Die für Apothekenmitarbeiter angebotenen Seminare dauern in der Regel nur einige wenige Tage. Die Vereinbarung einer Rückzahlungspflicht kommt daher vor allem bei der Zusatzausbildung zur Kosmetikerin in Betracht, die von vielen PKAs angestrebt wird. Diese Ausbildung dauert in der Regel sechs bis zwölf Monate. Bei einem erfolgreichen Abschluss dieser Zusatzausbildung ist ohne Weiteres von einem geldwerten beruflichen Vorteil des Mitarbeiters auszugehen. Wie lange die zulässige Bindung des Mitarbeiters an den Betrieb sein darf, kann nur im Einzelfall beurteilt werden.
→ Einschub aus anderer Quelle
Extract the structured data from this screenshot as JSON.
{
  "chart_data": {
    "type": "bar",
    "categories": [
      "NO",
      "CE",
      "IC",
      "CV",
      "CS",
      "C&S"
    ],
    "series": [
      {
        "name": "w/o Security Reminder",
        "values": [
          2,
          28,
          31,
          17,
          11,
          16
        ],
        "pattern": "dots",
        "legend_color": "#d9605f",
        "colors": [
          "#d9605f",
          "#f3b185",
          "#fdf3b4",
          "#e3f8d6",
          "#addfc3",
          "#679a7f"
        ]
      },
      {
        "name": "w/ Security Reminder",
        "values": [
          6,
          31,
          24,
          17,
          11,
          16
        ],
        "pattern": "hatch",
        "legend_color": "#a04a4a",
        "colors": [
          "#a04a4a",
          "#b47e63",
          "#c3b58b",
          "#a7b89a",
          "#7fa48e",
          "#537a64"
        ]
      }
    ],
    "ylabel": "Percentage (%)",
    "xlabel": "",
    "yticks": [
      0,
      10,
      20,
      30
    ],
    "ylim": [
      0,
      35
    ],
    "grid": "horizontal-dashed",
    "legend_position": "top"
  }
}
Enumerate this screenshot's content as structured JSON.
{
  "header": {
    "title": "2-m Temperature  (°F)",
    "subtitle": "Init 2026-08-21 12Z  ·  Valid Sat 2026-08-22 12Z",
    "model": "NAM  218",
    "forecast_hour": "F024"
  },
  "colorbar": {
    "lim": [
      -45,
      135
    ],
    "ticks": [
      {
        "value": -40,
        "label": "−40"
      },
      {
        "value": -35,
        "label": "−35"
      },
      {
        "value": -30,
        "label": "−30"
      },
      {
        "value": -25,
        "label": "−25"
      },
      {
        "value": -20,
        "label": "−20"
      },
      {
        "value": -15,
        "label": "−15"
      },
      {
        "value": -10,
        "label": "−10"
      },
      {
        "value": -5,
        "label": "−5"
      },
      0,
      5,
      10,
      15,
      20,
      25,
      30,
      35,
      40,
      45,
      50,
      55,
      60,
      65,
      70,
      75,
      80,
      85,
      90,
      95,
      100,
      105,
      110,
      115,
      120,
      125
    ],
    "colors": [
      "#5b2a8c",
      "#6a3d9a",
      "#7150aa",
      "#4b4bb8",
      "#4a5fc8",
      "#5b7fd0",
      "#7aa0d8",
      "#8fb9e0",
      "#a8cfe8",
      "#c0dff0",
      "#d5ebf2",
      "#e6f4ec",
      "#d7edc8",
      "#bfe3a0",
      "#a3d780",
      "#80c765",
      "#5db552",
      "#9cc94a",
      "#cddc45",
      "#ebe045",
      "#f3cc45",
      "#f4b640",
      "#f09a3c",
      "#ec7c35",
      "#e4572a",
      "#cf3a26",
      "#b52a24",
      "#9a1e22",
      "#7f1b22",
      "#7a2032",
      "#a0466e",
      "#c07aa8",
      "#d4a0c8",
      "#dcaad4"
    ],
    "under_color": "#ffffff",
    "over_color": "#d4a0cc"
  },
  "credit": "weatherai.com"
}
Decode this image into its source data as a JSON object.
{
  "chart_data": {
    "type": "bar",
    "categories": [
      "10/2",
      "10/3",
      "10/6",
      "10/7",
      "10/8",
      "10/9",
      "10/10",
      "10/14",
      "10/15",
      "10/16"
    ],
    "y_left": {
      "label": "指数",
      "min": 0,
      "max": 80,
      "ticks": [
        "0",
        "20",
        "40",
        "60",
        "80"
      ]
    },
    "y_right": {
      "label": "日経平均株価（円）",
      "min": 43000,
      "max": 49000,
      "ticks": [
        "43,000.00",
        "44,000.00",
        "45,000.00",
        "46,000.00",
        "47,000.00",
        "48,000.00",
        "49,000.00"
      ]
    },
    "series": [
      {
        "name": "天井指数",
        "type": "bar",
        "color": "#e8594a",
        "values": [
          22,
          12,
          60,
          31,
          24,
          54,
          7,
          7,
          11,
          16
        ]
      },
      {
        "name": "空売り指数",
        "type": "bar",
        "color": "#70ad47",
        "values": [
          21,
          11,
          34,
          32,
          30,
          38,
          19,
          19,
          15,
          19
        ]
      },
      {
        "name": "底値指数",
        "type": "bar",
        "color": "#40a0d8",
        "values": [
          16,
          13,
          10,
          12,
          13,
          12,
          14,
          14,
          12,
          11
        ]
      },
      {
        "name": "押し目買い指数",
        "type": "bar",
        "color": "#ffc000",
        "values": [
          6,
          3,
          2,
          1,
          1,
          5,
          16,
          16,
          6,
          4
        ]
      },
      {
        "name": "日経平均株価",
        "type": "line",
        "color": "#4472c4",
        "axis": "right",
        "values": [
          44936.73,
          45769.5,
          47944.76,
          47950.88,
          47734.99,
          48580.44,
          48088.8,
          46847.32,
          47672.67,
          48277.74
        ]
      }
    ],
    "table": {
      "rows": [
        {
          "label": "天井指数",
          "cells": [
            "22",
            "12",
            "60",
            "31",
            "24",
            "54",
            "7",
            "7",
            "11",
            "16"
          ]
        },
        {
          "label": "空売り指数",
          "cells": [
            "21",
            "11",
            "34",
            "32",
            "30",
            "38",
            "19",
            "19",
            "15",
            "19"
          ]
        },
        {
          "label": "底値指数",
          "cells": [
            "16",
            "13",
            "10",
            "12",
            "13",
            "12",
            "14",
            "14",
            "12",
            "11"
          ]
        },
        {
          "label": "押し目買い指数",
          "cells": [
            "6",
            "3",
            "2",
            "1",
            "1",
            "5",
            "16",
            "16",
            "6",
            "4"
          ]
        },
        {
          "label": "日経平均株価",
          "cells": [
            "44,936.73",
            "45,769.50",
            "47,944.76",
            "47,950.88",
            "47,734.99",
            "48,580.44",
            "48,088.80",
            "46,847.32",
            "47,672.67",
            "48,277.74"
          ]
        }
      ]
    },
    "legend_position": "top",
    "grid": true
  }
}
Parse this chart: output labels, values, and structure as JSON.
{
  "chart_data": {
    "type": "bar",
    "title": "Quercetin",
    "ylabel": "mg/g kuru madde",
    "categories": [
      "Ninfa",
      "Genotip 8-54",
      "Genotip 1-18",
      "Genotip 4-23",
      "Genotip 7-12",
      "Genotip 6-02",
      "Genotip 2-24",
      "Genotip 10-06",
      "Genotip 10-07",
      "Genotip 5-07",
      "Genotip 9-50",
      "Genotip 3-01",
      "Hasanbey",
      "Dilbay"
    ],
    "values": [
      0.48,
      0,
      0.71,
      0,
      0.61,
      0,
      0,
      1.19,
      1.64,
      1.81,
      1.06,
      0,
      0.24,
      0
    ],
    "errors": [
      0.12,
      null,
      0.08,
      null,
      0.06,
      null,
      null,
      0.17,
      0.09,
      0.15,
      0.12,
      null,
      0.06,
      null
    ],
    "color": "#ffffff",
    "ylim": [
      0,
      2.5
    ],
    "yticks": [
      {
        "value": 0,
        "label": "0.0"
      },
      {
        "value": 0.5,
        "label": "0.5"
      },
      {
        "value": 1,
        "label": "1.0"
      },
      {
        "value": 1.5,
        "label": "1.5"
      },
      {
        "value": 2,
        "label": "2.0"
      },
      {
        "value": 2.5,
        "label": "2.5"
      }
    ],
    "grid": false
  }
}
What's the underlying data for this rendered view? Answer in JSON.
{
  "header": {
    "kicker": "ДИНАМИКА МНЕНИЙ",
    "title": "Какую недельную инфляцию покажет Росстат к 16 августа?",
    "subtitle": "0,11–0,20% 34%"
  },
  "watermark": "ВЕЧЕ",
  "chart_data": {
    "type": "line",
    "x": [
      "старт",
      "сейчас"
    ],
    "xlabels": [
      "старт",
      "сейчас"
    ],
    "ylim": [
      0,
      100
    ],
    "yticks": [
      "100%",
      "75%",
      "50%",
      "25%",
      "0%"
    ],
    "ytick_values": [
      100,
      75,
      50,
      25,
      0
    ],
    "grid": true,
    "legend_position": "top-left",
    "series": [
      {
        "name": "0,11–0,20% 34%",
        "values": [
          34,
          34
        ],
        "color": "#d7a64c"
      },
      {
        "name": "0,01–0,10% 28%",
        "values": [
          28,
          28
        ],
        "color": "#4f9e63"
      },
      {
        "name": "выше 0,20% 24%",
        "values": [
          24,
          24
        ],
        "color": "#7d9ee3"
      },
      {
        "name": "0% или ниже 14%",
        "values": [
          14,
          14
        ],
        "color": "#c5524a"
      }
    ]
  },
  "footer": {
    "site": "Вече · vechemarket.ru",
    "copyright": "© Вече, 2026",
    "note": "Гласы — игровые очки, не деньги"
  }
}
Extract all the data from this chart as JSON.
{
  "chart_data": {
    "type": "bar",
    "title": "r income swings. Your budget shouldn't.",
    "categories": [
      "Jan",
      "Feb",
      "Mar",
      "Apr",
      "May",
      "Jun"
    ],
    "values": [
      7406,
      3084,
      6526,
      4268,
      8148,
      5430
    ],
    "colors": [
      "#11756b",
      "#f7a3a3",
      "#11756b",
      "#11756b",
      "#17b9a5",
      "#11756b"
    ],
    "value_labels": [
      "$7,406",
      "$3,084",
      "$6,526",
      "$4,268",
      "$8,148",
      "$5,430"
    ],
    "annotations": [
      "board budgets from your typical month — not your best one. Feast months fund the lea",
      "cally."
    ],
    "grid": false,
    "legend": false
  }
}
Es entsprach lange der herrschenden Rechtsprechung der Arbeitsgerichte, dass eine zu lange Bindungsfrist auf das zulässige Maß gekürzt wird, die Vereinbarung aber im Übrigen wirksam blieb. Dies gilt seit einem Grundsatzurteil des Bundesarbeitsgerichts (Urteil vom 14. Januar 2009, Aktenzeichen 3 AZR/07) nicht mehr: Werden Fortbildungsverträge einschließlich darin enthaltener Rückzahlungsklauseln vom Arbeitgeber vorformuliert und nicht mit dem Mitarbeiter im Einzelnen ausgehandelt, sind sie als allgemeine Geschäftsbedingung anzusehen und unterliegen damit einer besonders strengen Inhaltskontrolle. Eine unverhältnismäßig lange Bindung des Arbeitnehmers an den Betrieb lässt die Vereinbarung insgesamt unwirksam werden. Der Arbeitgeber kann daher die von ihm investierten Kosten selbst dann nicht zurückverlangen, wenn der Arbeitnehmer unmittelbar nach Abschluss seiner Fortbildung zur Konkurrenz wechselt. Es ist daher ratsam, in Zweifelsfällen stets eine kür­zere Frist zu vereinbaren.